Young Daphne du Maurier must defend a friend who has been accused of murder in the next installment in the beguiling mystery series that readers of Rebecca will love.
It's the summer of 1927 and aspiring novelist Daphne du Maurier is headed to Cornwall for the wedding of her dear friend Ellen Hamilton to American millionaire Teddy Grimshaw. Having met during the chaos of the Great War, the lovers were cruelly separated for nearly a decade by circumstance and family interference. Now the wedding ceremony—held at Thornleigh Manor, a grand estate that has been in the Hamilton family for five centuries—marks a renewed hope for the future.
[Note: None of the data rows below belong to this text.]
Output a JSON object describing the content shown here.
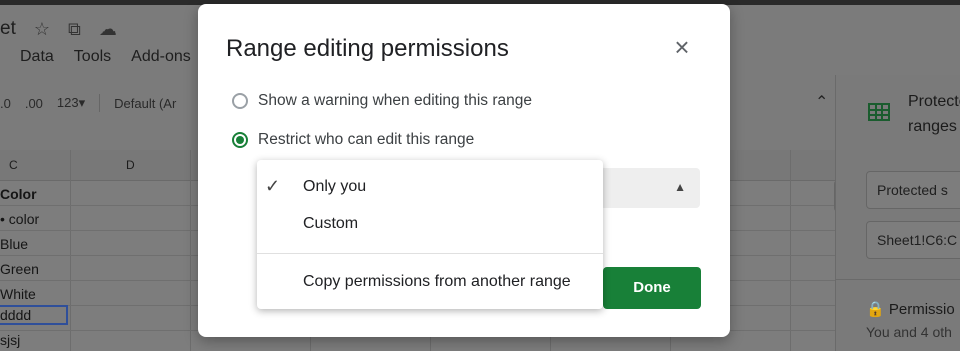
{
  "sheet_title": "et",
  "menubar": [
    "Data",
    "Tools",
    "Add-ons"
  ],
  "toolbar": {
    "dec1": ".0",
    "dec2": ".00",
    "num": "123▾",
    "font": "Default (Ar"
  },
  "columns": {
    "c": "C",
    "d": "D"
  },
  "cells": [
    "Color",
    "• color",
    "Blue",
    "Green",
    "White",
    "dddd",
    "sjsj"
  ],
  "side_panel": {
    "title": "Protected ranges",
    "input1": "Protected s",
    "input2": "Sheet1!C6:C",
    "perm_title": "Permissio",
    "perm_desc": "You and 4 oth"
  },
  "dialog": {
    "title": "Range editing permissions",
    "option1": "Show a warning when editing this range",
    "option2": "Restrict who can edit this range",
    "done_label": "Done",
    "selected_option": "Only you"
  },
  "dropdown": {
    "items": [
      "Only you",
      "Custom",
      "Copy permissions from another range"
    ]
  },
  "colors": {
    "accent": "#188038",
    "overlay": "#7b7b7b"
  }
}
But joy quickly turns to devastation when Teddy is found murdered right after the wedding. Wealth, jealousy, and buried secrets provide no shortage of suspects—or danger to everyone at Thornleigh, including Daphne herself. When Ellen is suspected of being the murderess, the independent-minded Daphne, along with the dashing Major Browning, is inspired to uncover the truth, and to write her next novel.
Young Daphne du Maurier is determined to solve a murder or two and write her first novel in Challis's diverting third mystery featuring the future author of Rebecca (after 2010's Peril at Somner House). When Teddy Grimshaw, a prosperous businessman, is fatally poisoned on his wedding day at his Cornish manor house, suspicion falls on his bride and Daphne's dear friend, Ellen, who stands to inherit a considerable sum, to the dismay of Teddy's vitriolic first wife. Daphne puts her imagination into overdrive, and with her forbearing fianc , Maj. Frederick Browning of Scotland Yard, they make a surprisingly able duo, combining her genteel guile with his old-fashioned legwork. Challis well renders the bucolic and socially stratified England of the 1920s, but readers should be prepared for stock characters (the grim inspector and his friendly sergeant, the motherly cook, the gossipy servants) and over-the-top dialogue ("My pretty! I 'ave ye now!").